コメント(最初の掲載サイトから若干編集して転載)

Y 03/26/2005 00:42
 多事情で Ted さんと同じくらい忙しくなってしまったので、今やっときちんと来ました。素晴らしい名日記です。客観性の高い文章はある程度多くの人に見出せるでしょうが、Ted さんの日記の「観察性の高さ」は違います。
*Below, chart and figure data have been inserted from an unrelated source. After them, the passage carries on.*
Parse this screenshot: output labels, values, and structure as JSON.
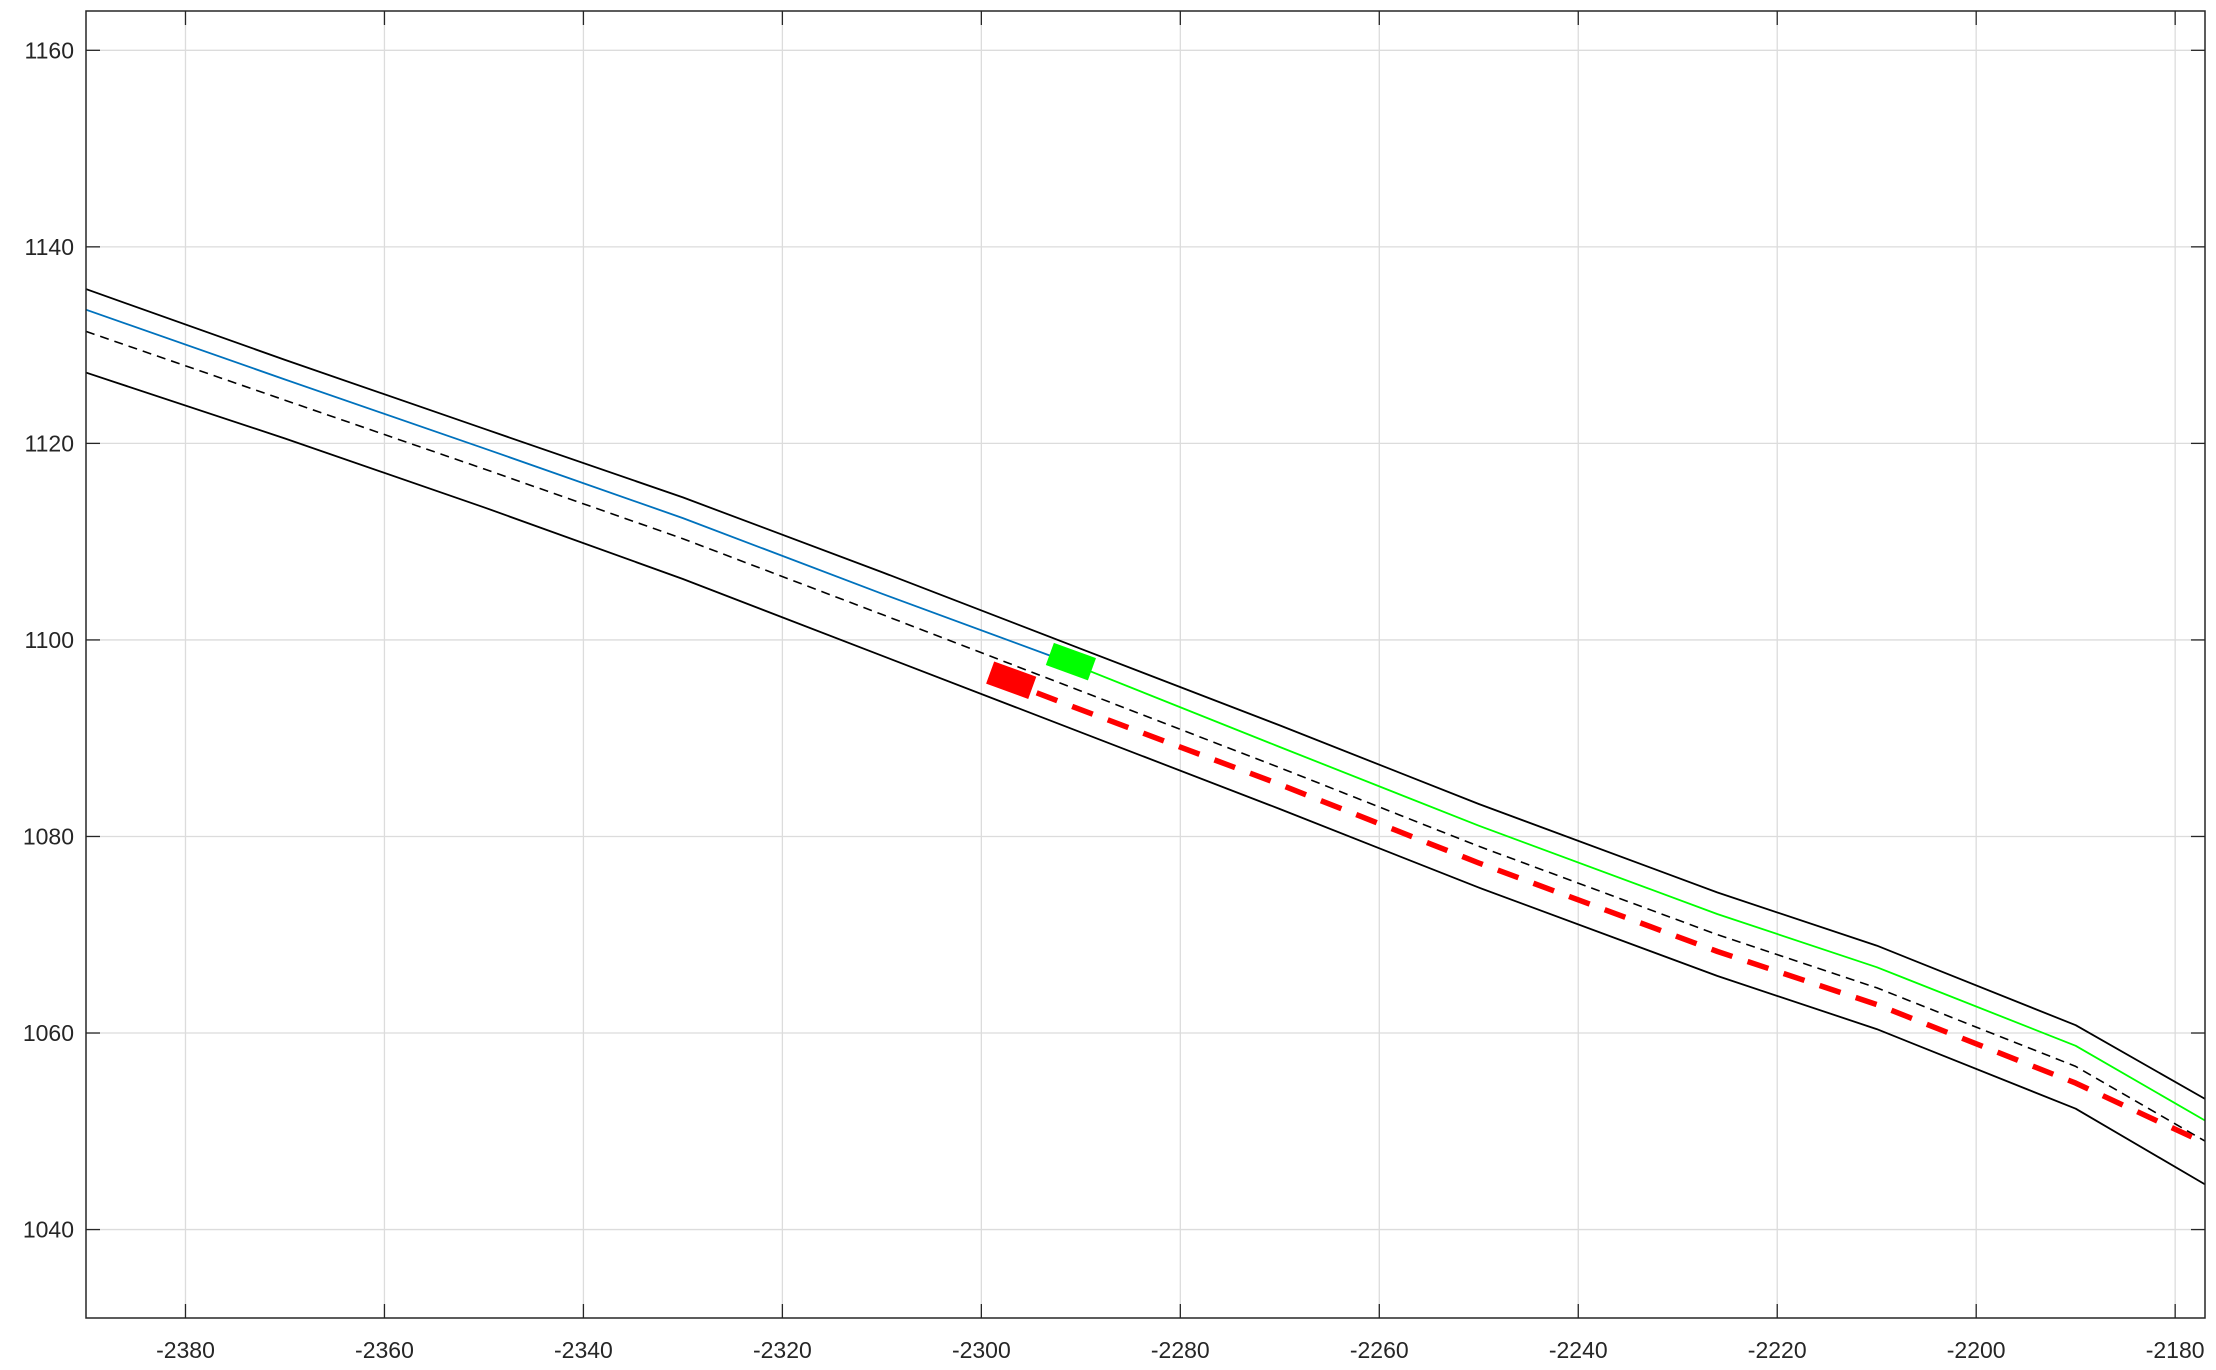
{
  "chart_data": {
    "type": "line",
    "title": "",
    "xlabel": "",
    "ylabel": "",
    "xlim": [
      -2390,
      -2177
    ],
    "ylim": [
      1031,
      1164
    ],
    "grid": true,
    "x_ticks": [
      -2380,
      -2360,
      -2340,
      -2320,
      -2300,
      -2280,
      -2260,
      -2240,
      -2220,
      -2200,
      -2180
    ],
    "y_ticks": [
      1040,
      1060,
      1080,
      1100,
      1120,
      1140,
      1160
    ],
    "x_tick_labels": [
      "-2380",
      "-2360",
      "-2340",
      "-2320",
      "-2300",
      "-2280",
      "-2260",
      "-2240",
      "-2220",
      "-2200",
      "-2180"
    ],
    "y_tick_labels": [
      "1040",
      "1060",
      "1080",
      "1100",
      "1120",
      "1140",
      "1160"
    ],
    "series": [
      {
        "role": "upper-lane-boundary",
        "color": "#000000",
        "style": "solid",
        "x": [
          -2390,
          -2370,
          -2350,
          -2330,
          -2310,
          -2290,
          -2270,
          -2250,
          -2226,
          -2210,
          -2190,
          -2177
        ],
        "y": [
          1135.7,
          1128.5,
          1121.5,
          1114.5,
          1106.9,
          1099.1,
          1091.3,
          1083.3,
          1074.3,
          1068.9,
          1060.8,
          1053.3
        ]
      },
      {
        "role": "lower-lane-boundary",
        "color": "#000000",
        "style": "solid",
        "x": [
          -2390,
          -2370,
          -2350,
          -2330,
          -2310,
          -2290,
          -2270,
          -2250,
          -2226,
          -2210,
          -2190,
          -2177
        ],
        "y": [
          1127.2,
          1120.5,
          1113.5,
          1106.2,
          1098.4,
          1090.6,
          1082.8,
          1074.8,
          1065.8,
          1060.4,
          1052.3,
          1044.6
        ]
      },
      {
        "role": "lane-centerline",
        "color": "#000000",
        "style": "dashed",
        "x": [
          -2390,
          -2370,
          -2350,
          -2330,
          -2310,
          -2290,
          -2270,
          -2250,
          -2226,
          -2210,
          -2190,
          -2177
        ],
        "y": [
          1131.4,
          1124.4,
          1117.4,
          1110.3,
          1102.6,
          1094.8,
          1087.0,
          1079.0,
          1070.0,
          1064.6,
          1056.6,
          1049.0
        ]
      },
      {
        "role": "traveled-path",
        "color": "#0072BD",
        "style": "solid",
        "x": [
          -2390,
          -2370,
          -2350,
          -2330,
          -2310,
          -2292
        ],
        "y": [
          1133.6,
          1126.5,
          1119.5,
          1112.4,
          1104.7,
          1098.0
        ]
      },
      {
        "role": "planned-path-green",
        "color": "#00FF00",
        "style": "solid",
        "x": [
          -2292,
          -2270,
          -2250,
          -2226,
          -2210,
          -2190,
          -2177
        ],
        "y": [
          1098.0,
          1089.1,
          1081.1,
          1072.1,
          1066.7,
          1058.7,
          1051.1
        ]
      },
      {
        "role": "predicted-path-red",
        "color": "#FF0000",
        "style": "dashed-thick",
        "x": [
          -2298,
          -2290,
          -2270,
          -2250,
          -2226,
          -2210,
          -2190,
          -2177
        ],
        "y": [
          1096.0,
          1092.9,
          1085.3,
          1077.3,
          1068.3,
          1062.9,
          1054.9,
          1048.8
        ]
      }
    ],
    "markers": [
      {
        "role": "ego-vehicle",
        "color": "#00FF00",
        "x": -2291,
        "y": 1097.8,
        "length": 4.5,
        "width": 2.4,
        "heading_deg": -20
      },
      {
        "role": "other-vehicle",
        "color": "#FF0000",
        "x": -2297,
        "y": 1095.9,
        "length": 4.5,
        "width": 2.4,
        "heading_deg": -20
      }
    ]
  }
}
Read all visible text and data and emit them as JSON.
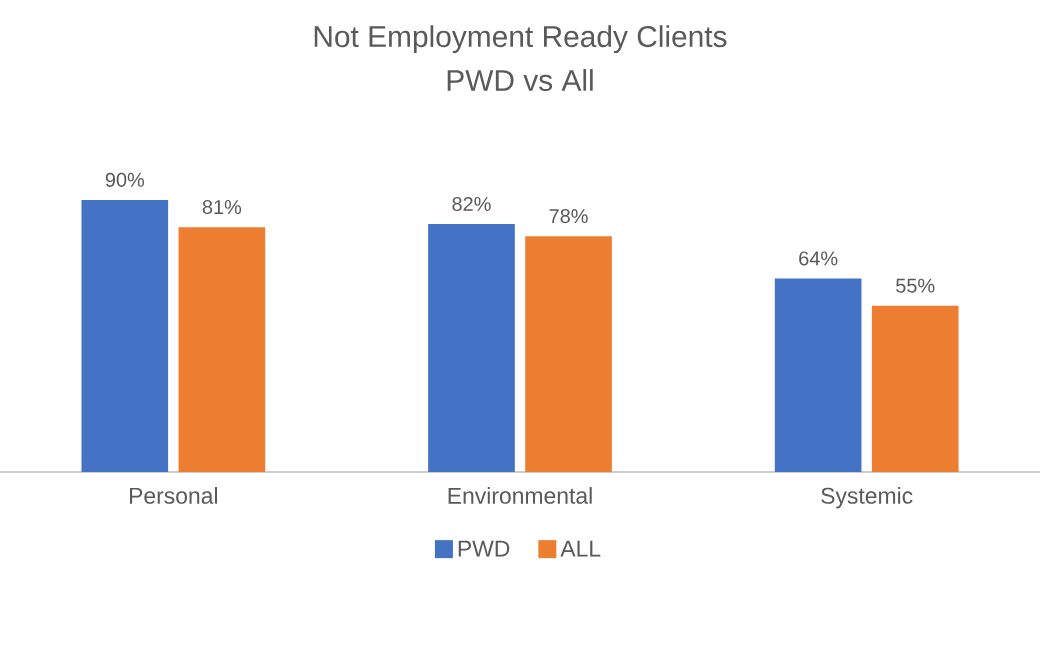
{
  "chart_data": {
    "type": "bar",
    "title": "Not Employment Ready Clients",
    "subtitle": "PWD vs All",
    "categories": [
      "Personal",
      "Environmental",
      "Systemic"
    ],
    "series": [
      {
        "name": "PWD",
        "color": "#4472c4",
        "values": [
          90,
          82,
          64
        ],
        "value_labels": [
          "90%",
          "82%",
          "64%"
        ]
      },
      {
        "name": "ALL",
        "color": "#ed7d31",
        "values": [
          81,
          78,
          55
        ],
        "value_labels": [
          "81%",
          "78%",
          "55%"
        ]
      }
    ],
    "legend": "bottom"
  }
}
それは「心」、つまりご性格や体験に対する心情の動きの、「秘」密的性質や痛々しさのない温かさの希少な魅力や、人間的な体験に対してほとんどできない、「1=1」と過大も過小もなく言語表現・記述する丁寧な誠実さなのですよね。
「友だち」と「達」を私も(ヘッセ→全・高橋健二訳のように)ひらがな表記したいのですが、いつもブログ分量を抑えることを考えていますので漢字の多用という妥協は沢山せざるをえません。「指さない指と衝かないことばで、指摘した。」これはどうしてこんなに素晴らしい、上に書いた「観察性」が出るのでしょうね。

Ted 03/26/2005 08:04
 コメントを貰ったお陰で、元記事を読み返し、ミスを 2 カ所見出して、修正しました。また、Sam による後日の欄外注記を書き忘れていたことにも気づき、追加しました。
 拙いながら、一生懸命に書きつづっていた高校生時代の日記を捨てがたく、デジタル化してお目を汚していますが、すてきな言葉で批評して貰えると嬉しいです。ありがとうございました。